IRS describes the update as “limited” and explains that it was issued primarily to describe new submission procedures, including a requirement to file and pay applicable user fees online. Under the new procedures, plans submitting an application under the Voluntary Correction Program (VCP) must complete Form 8950 (the VCP application form) using www.pay.gov and submit all accompanying schedules and attachments as a single PDF document.[3] IRS will no longer mail a letter acknowledging its receipt of the submission. Rather, once a submission is filed and the user fee paid, the website will generate a payment confirmation, which will include a unique pay.gov tracking ID. Plans making VCP submissions are required to use the new electronic filing procedures beginning on April 1, 2019. Between January 1, 2019 and March 31, 2019, plans may use either the current submission procedures under Rev. Proc. 2016-51 or the new procedures.
In addition to the new requirement for online filing, Rev. Proc. 2018-52 includes a number of clarification to EPCRS, as well as modifications to incorporate changes IRS has made to the pre-approved plan programs.[4] Rev. Proc. 2018-52 generally becomes effective on January 1, 2019.

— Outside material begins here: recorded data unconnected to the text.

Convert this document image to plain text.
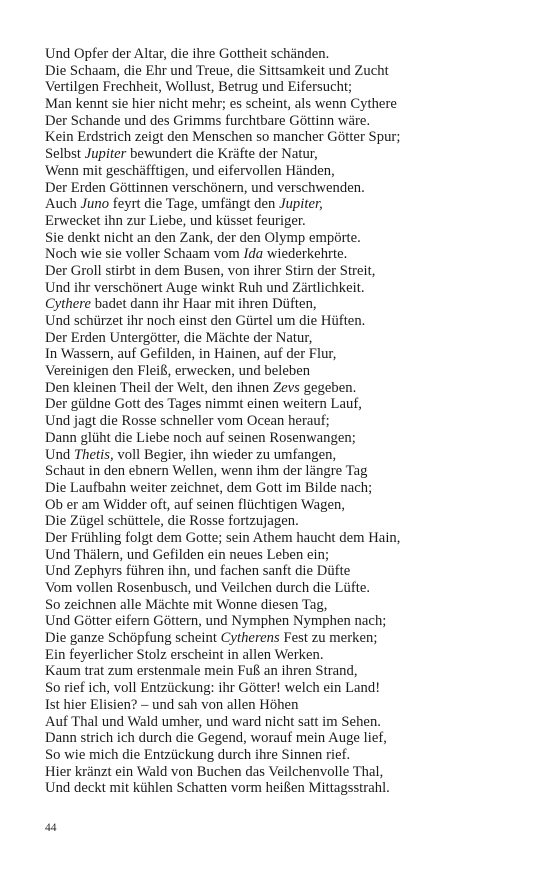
Und Opfer der Altar, die ihre Gottheit schänden.
Die Schaam, die Ehr und Treue, die Sittsamkeit und Zucht
Vertilgen Frechheit, Wollust, Betrug und Eifersucht;
Man kennt sie hier nicht mehr; es scheint, als wenn Cythere
Der Schande und des Grimms furchtbare Göttinn wäre.
Kein Erdstrich zeigt den Menschen so mancher Götter Spur;
Selbst Jupiter bewundert die Kräfte der Natur,
Wenn mit geschäfftigen, und eifervollen Händen,
Der Erden Göttinnen verschönern, und verschwenden.
Auch Juno feyrt die Tage, umfängt den Jupiter,
Erwecket ihn zur Liebe, und küsset feuriger.
Sie denkt nicht an den Zank, der den Olymp empörte.
Noch wie sie voller Schaam vom Ida wiederkehrte.
Der Groll stirbt in dem Busen, von ihrer Stirn der Streit,
Und ihr verschönert Auge winkt Ruh und Zärtlichkeit.
Cythere badet dann ihr Haar mit ihren Düften,
Und schürzet ihr noch einst den Gürtel um die Hüften.
Der Erden Untergötter, die Mächte der Natur,
In Wassern, auf Gefilden, in Hainen, auf der Flur,
Vereinigen den Fleiß, erwecken, und beleben
Den kleinen Theil der Welt, den ihnen Zevs gegeben.
Der güldne Gott des Tages nimmt einen weitern Lauf,
Und jagt die Rosse schneller vom Ocean herauf;
Dann glüht die Liebe noch auf seinen Rosenwangen;
Und Thetis, voll Begier, ihn wieder zu umfangen,
Schaut in den ebnern Wellen, wenn ihm der längre Tag
Die Laufbahn weiter zeichnet, dem Gott im Bilde nach;
Ob er am Widder oft, auf seinen flüchtigen Wagen,
Die Zügel schüttele, die Rosse fortzujagen.
Der Frühling folgt dem Gotte; sein Athem haucht dem Hain,
Und Thälern, und Gefilden ein neues Leben ein;
Und Zephyrs führen ihn, und fachen sanft die Düfte
Vom vollen Rosenbusch, und Veilchen durch die Lüfte.
So zeichnen alle Mächte mit Wonne diesen Tag,
Und Götter eifern Göttern, und Nymphen Nymphen nach;
Die ganze Schöpfung scheint Cytherens Fest zu merken;
Ein feyerlicher Stolz erscheint in allen Werken.
Kaum trat zum erstenmale mein Fuß an ihren Strand,
So rief ich, voll Entzückung: ihr Götter! welch ein Land!
Ist hier Elisien? – und sah von allen Höhen
Auf Thal und Wald umher, und ward nicht satt im Sehen.
Dann strich ich durch die Gegend, worauf mein Auge lief,
So wie mich die Entzückung durch ihre Sinnen rief.
Hier kränzt ein Wald von Buchen das Veilchenvolle Thal,
Und deckt mit kühlen Schatten vorm heißen Mittagsstrahl.
44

IRS invites public comments (with no specified deadline) on how to improve EPCRS, but does not request comments regarding any specific area or question. IRS previously received and is still reviewing comments regarding two issues: the correction of overpayments[5] and expanding the Self-Correction Program (SCP).[6] IRS is in the process of developing further changes regarding the correction of overpayments and is still considering changes to expand the SCP.
Shannon Salinas
Assistant General Counsel - Retirement Policy
[1] Rev. Proc. 2018-52 is available at https://www.irs.gov/pub/irs-drop/rp-18-52.pdf.
[2] For a description of Rev. Proc. 2016-51, see ICI Memorandum No. 30291, dated October 3, 2016. Available at https://www.ici.org/my_ici/memorandum/memo30291.
[3] The size of the PDF document is limited to 15 MB. If there are pages that cannot be included in the PDF document due to the size limitation, then those pages must be faxed to the IRS separately.
[4] For a list of modifications, see Section 2.03 of Rev. Proc. 2018-52.
[5] An “overpayment” means a plan failure “due to a payment being made to a participant or beneficiary that exceeds the amount payable to the participant or beneficiary under the terms of the plan or that exceeds a limitation provided in the Code or regulations.” See sections 5.01(3)(c) and 5.02(4) of Rev. Proc. 2018-52. In Rev. Proc. 2015-27, IRS clarified that plans have flexibility in how they correct plan failures due to overpayment. The employer or another person may contribute to plan, as an alternative to the plan seeking recoupment from plan participants and beneficiaries, who may have financial difficulty meeting repayment requests. See ICI Memorandum No. 28911, dated April 20, 2015. Available at https://www.ici.org/my_ici/memorandum/memo28911. Rev. Proc. 2015-27 requested comments on specific questions relating to the recoupment of overpayments, and Rev. Proc. 2016-51 reiterated that comment request.
[6] Under the Self-Correction Program, a plan sponsor may correct certain plan failures without contacting the IRS or paying any fee.